In a college in Delhi that doubles as a university, a temporary lecturer sues the English department for not selecting her for the regular post throwing the staff room in turmoil. As the drama unfolds, several characters march onto the stage each involved in their own struggle to define their selves as individuals trying hard to break free of the social confines of religion and gender. Not an easy task even today but back then in the last decades of the twentieth century these quests were even harder. Around the staff room and its staff revolve many tales of different vantage points and proclivities of lecturers, debates on the restructuring of the course, of politically active lecturers involved in issues affecting the livelihoods and shelters of the underclass in their neighbourhood and the gripping tale of a professor’s disagreement with the ban on the sale of Salman Rushdie’s book.
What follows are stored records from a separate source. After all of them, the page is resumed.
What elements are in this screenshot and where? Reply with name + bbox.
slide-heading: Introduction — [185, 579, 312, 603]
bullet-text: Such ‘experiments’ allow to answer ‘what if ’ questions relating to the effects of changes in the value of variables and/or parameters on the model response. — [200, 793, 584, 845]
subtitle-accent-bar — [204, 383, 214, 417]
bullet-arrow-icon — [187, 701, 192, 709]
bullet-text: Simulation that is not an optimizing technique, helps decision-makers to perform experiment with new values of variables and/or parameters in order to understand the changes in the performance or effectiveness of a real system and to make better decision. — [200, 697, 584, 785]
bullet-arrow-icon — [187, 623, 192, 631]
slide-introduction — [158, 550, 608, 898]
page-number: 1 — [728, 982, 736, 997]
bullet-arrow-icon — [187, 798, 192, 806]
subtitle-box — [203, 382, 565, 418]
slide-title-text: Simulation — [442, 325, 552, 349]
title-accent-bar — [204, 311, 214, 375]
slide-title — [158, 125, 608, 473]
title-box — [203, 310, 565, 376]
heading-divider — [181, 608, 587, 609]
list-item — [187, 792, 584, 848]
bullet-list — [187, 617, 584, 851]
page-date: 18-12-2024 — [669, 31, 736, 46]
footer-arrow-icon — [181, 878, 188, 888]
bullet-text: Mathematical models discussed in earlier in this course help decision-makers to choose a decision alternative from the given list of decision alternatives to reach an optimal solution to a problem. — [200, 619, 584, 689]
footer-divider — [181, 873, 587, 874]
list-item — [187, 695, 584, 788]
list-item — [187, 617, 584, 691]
Ayesha Heble, an activist, draws you into the world of the 1980s when Harley Davidsons remodelled as ‘four seaters’ roared in the city and words like sex and rape were seldom used by decent women brought up in decent middle class homes. It is a smorgasbord of living memories that an old friend on a relaxed visit may recount over a sundowner. Its tone is light, with flashes of humour, unburdened by narrations of ‘atmosphere’ and brings together many facets and types of struggles and campaigns that the middle classes were associated with in those heady days after the emergency when an exhilarating sense of freedom pervaded the country.
Since it is set in a university, it affords the writer an opportunity to keep the atmosphere liberal (post ‘feminist movement’ it has to be) and space for ‘intellectual’ debates, without making them tedious. All the main characters are middle class, some politically aware, employed with enough means to be able to live on their own terms but riven with doubts about their choices and the choices of others that affect them.